Ya,Türkiye’de ve Arap Baharı sürecinde bir çok İslam ülkesinde desteklenen yeni İslamcı hükümetlerin, ekonomilerini rekabetçi baskılara ve diğer serbest piyasa güçlerine dayanabilecek bir ekonomi varlığı içinde tutmayı başaramayışlarına, demokrasi başlığında hukukun üstünlüğü,insan hakları ve azınlık haklarını güvenceye alamayışlarına, taassuba buladıkları toplumlarından durmaksızın üreyen İslami Cihad örgütlerinin;
İsrail’in güvenliğinin mütemadiyen beklemede bırakmasına,Batı’da uluslararası camiayı, Kuzey Kafkasya ve Orta Asya’da Rusya’yı tehdit eder duruma yükselmesine -kısacası,dünyaya kâbus olmalarına ne demelidir?
*
Bölgede istikrar,güven ve barış -şimdi,Rusya’nın BM merkezinde uluslararası hukukun üstünlüğünde yeni küresel statünün oluşturulması talebi karşılığında katkı sağlayacağı iddiasıyla oluşturulan müttefiklik düzeyinin gelişmesi paralelinde,
İsrail-Filistin arasında barışı sağlamak, öncesinde Suriye iç savaşının önlenmesi, savaşı radikal boyuta taşıyan terörist unsurların yok edilmesi, yeni Suriye’nin kurulması -sonra, İran’ın nükleer programının engellenmesi konusunda diplomatik işbirliği ile sağlanmaya çalışılıyor.
*
Kasım’da yeni Suriye’nin için Cenevre II Konferansının hazırlıkları devam ede-dursun -bir yandan da, Rusya’nın; İran’ın nükleer sorununun dünya toplumunda uyandırdığı tedirginliğin düzeyini düşürmek üzere barışçıl nükleer programı için yüzde 20 oranında zenginleştirilmiş uranyum sevkinin yapılması halinde ABD’nin esnek tutum alması planı ya da geliştirilecek yeni bir plan yönünde diplomatik çözüm süreci de yürütülüyor.
*
Süreç, İran Cumhurbaşkanı H.Rouhani’nin, ABD’nin uyguladığı ekonomik yaptırımların sonuçlarından geliştirdiği pragmatizmle,
Ortadoğu’da İslamcı radikalizmin yarattığı kaos ile ABD’nin çıkarlarını körlettiği, İsrail’in güvenliğini sürüncemede bıraktığı ve caydırma kapasitesini zayıflatmasından yararlanmaya çalışması,
ABD’nin ise Ortadoğu kaosunda İran’ın -işte,Lübnan’da,Gazze’de,Suriye’de,Irak’ta kendine bağlı tarafları sakinleştirebileceği düşüncesinden gelişiyor.
*
Nitekim ABD-İran dışişleri bakanlarının görüşmesi ardından Başkan Obama,İran Cumhurbaşkanı H.Rouhani ile telefon görüşmüştür.

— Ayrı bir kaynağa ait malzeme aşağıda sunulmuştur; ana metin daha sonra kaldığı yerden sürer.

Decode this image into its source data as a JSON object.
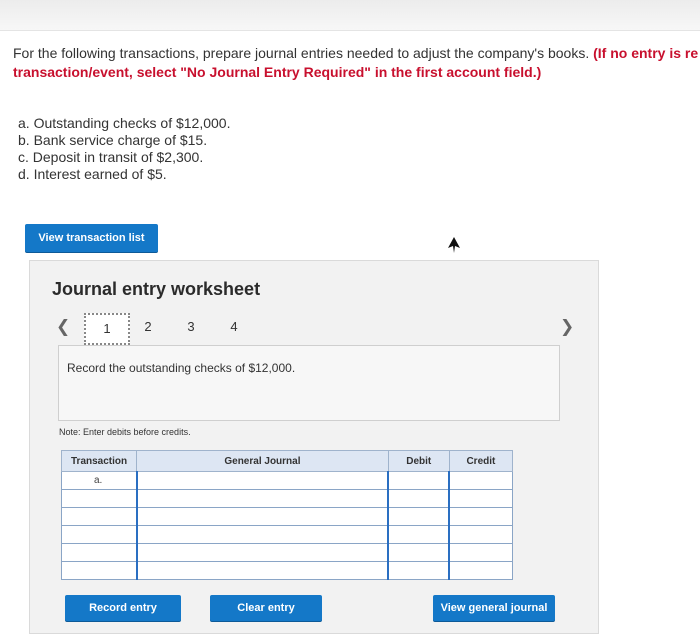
{
  "instructions": {
    "part1": "For the following transactions, prepare journal entries needed to adjust the company's books.",
    "part2": " (If no entry is re",
    "part3": "transaction/event, select \"No Journal Entry Required\" in the first account field.)"
  },
  "transactions": [
    "a. Outstanding checks of $12,000.",
    "b. Bank service charge of $15.",
    "c. Deposit in transit of $2,300.",
    "d. Interest earned of $5."
  ],
  "view_transaction_list_label": "View transaction list",
  "worksheet": {
    "title": "Journal entry worksheet",
    "pages": [
      "1",
      "2",
      "3",
      "4"
    ],
    "current_page": "1",
    "prompt": "Record the outstanding checks of $12,000.",
    "note": "Note: Enter debits before credits.",
    "table": {
      "headers": [
        "Transaction",
        "General Journal",
        "Debit",
        "Credit"
      ],
      "rows": [
        {
          "transaction": "a.",
          "account": "",
          "debit": "",
          "credit": ""
        },
        {
          "transaction": "",
          "account": "",
          "debit": "",
          "credit": ""
        },
        {
          "transaction": "",
          "account": "",
          "debit": "",
          "credit": ""
        },
        {
          "transaction": "",
          "account": "",
          "debit": "",
          "credit": ""
        },
        {
          "transaction": "",
          "account": "",
          "debit": "",
          "credit": ""
        },
        {
          "transaction": "",
          "account": "",
          "debit": "",
          "credit": ""
        }
      ]
    },
    "buttons": {
      "record": "Record entry",
      "clear": "Clear entry",
      "view_journal": "View general journal"
    }
  },
  "colors": {
    "accent": "#1478c8",
    "emphasis_red": "#c8102e",
    "table_header": "#dde6f3",
    "panel_bg": "#f2f2f2"
  }
}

H.Rouhani ve ABD Dışişleri Bakanı J.Kerry, İran ile nükleer görüşmelerde bir kaç ayda anlaşma sağlanabileceğini söylüyor.
Bir yanda İran Dışişleri Bakanı’nın “5+1″grubu dışişleri bakanlarıyla bir araya gelmesi beklenirken, ABD-İran arasındaki yakınlaşmanın koyultulması için iki ezeli düşman arasında futbol turnuvası planlanıyor.

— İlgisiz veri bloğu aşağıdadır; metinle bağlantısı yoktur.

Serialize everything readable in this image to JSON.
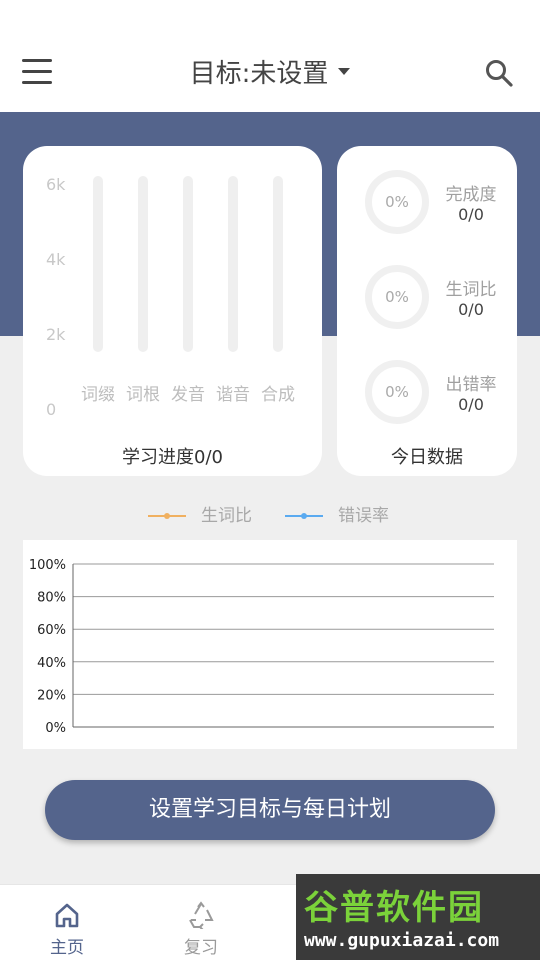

Süreç ABD ve Rusya’nın stratejik müttefikliğinde Ortadoğu’yu barışı zorlarken;
*
Dünyanın tepesine yıkılmakta olduğunu gören üç-beş din bezirgânı şarlatan toplumlarının en alt tabanında kalmış kitlelerini “İslam tarihinin ışığında müminler, kendi sorunlarını ancak devrimci İslami diriliş, yani şeriatın tesisi aracılığıyla oluşacak ve onunla başarı şansı bulacak bir İslami ideoloji oluşturmak suretiyle çözebileceklerdir” düşüncesinden besliyor.

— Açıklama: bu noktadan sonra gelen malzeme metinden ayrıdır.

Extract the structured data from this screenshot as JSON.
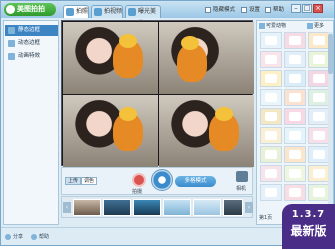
{
  "app": {
    "logo_text": "美图拍拍"
  },
  "titlebar": {
    "tabs": [
      {
        "label": "拍照"
      },
      {
        "label": "拍视频"
      },
      {
        "label": "曝光美发"
      }
    ],
    "options": [
      {
        "label": "隐藏模式"
      },
      {
        "label": "设置"
      },
      {
        "label": "帮助"
      }
    ]
  },
  "sidebar": {
    "items": [
      {
        "label": "静态边框"
      },
      {
        "label": "动态边框"
      },
      {
        "label": "动画特效"
      }
    ]
  },
  "controls": {
    "toggle_left": "上传",
    "toggle_right": "调色",
    "shoot_small_label": "拍摄",
    "mode_button": "多格模式",
    "right_label": "相机"
  },
  "right_panel": {
    "tabs": [
      {
        "label": "可爱动物"
      },
      {
        "label": "更多"
      }
    ],
    "bottom_text": "第1页"
  },
  "status": {
    "left": "分享",
    "middle": "帮助"
  },
  "version_badge": {
    "version": "1.3.7",
    "label": "最新版"
  },
  "colors": {
    "accent": "#3d84c3",
    "badge_bg": "#4a2d86",
    "logo_green": "#2f9a2b"
  }
}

İslamcı radikalizm Batı tipi düzenin gayri İslami bir istibdat düzeni olduğu, Müslüman halklara her türlü zulme maruz bıraktıkları fikrinden Batı’ya İslami Cihad’a yöneliyor.
*
Başbakan Erdoğan kürsüden “Rabia” işareti ile kitlesini selamlarken, “Dünya 5’ten büyüktür”diyor!